2.  Some history of the controversy about chartering OPES

   One view on OPES has been that "OPES is deeply evil and the IETF
   should stay far, far away from this hideous abomination" [ODell01].
   Others have suggested that "OPES would reduce both the integrity, and
   the perception of integrity, of communications over the Internet, and
   would significantly increase uncertainly about what might have been
   done to content as it moved through the network", and that therefore
   the risks of OPES outweigh the benefits [CDT01].  This view of the
   risks of OPES was revised in later email, based on the proposals from
   [Carr01], "assuming that certain privacy and integrity protections
   can be incorporated into the goals of the working group" [Morris01].

   One issue concerns the one-party consent model.  In the one-party
   consent model, one of the end-nodes (that is, either the content
   provider or the end user) is required to explicitly authorize the
   OPES service, but authorization is not required from both parties.
   [CDT01] comments that relying only on a one-party consent model in
   the OPES charter "could facilitate third-party or state-sponsored
   censorship of Internet content without the knowledge or consent of
   end users", among other undesirable scenarios.

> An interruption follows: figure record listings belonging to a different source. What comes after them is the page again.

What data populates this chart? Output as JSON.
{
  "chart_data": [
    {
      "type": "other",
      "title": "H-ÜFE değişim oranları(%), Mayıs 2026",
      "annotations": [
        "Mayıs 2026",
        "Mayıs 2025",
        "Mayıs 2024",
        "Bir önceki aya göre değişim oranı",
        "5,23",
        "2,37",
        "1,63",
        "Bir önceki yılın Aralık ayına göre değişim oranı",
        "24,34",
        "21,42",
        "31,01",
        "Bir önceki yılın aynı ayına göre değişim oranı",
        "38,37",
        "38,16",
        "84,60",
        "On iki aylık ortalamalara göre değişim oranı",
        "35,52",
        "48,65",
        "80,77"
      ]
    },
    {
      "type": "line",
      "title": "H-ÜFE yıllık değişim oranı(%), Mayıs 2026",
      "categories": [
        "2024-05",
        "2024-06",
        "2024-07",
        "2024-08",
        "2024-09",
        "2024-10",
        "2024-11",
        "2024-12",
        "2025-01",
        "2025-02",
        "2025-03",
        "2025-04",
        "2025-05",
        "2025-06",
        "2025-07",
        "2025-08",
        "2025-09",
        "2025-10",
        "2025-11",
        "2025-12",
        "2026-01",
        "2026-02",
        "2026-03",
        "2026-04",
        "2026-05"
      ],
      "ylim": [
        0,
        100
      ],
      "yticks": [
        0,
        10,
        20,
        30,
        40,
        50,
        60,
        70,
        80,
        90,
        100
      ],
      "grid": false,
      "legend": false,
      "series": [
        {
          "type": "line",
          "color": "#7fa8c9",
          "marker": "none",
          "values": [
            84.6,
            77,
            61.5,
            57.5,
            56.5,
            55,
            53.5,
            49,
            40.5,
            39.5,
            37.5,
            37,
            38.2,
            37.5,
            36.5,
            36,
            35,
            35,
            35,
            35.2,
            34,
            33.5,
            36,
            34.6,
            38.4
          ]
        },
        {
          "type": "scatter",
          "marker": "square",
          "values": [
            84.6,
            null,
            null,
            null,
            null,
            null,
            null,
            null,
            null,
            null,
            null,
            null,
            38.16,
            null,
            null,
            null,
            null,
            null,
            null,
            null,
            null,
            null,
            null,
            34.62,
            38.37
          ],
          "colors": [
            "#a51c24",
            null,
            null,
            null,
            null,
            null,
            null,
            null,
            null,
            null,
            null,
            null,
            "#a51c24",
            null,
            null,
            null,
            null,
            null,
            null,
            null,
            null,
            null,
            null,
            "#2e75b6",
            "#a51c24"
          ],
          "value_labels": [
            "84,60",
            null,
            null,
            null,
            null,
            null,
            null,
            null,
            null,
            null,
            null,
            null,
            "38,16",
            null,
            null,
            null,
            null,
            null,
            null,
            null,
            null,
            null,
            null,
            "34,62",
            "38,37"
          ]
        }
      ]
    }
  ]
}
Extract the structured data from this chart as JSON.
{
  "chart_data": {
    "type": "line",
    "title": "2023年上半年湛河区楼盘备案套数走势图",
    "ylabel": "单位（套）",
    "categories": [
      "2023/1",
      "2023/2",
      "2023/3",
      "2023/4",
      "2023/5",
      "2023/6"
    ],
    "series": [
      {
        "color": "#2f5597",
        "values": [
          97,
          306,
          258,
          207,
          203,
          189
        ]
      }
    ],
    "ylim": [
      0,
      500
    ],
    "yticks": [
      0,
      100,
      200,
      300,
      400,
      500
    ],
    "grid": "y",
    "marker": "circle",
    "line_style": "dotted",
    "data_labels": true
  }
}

   A natural first question is whether there is any architectural
   benefit to putting specific services inside the network (e.g., at the
   application-level web cache) instead of positioning all services
   either at the content provider or the end user.  (Note that we are
   asking here whether there is architectural benefit, which is not the
   same as asking if there is a business model.)  Client-centric
   services suggested for OPES include virus scanning, language
   translation, limited client bandwidth adaptation, request filtering,
   and adaptation of streaming media, and suggested server-centric
   services include location-based services and personalized web pages.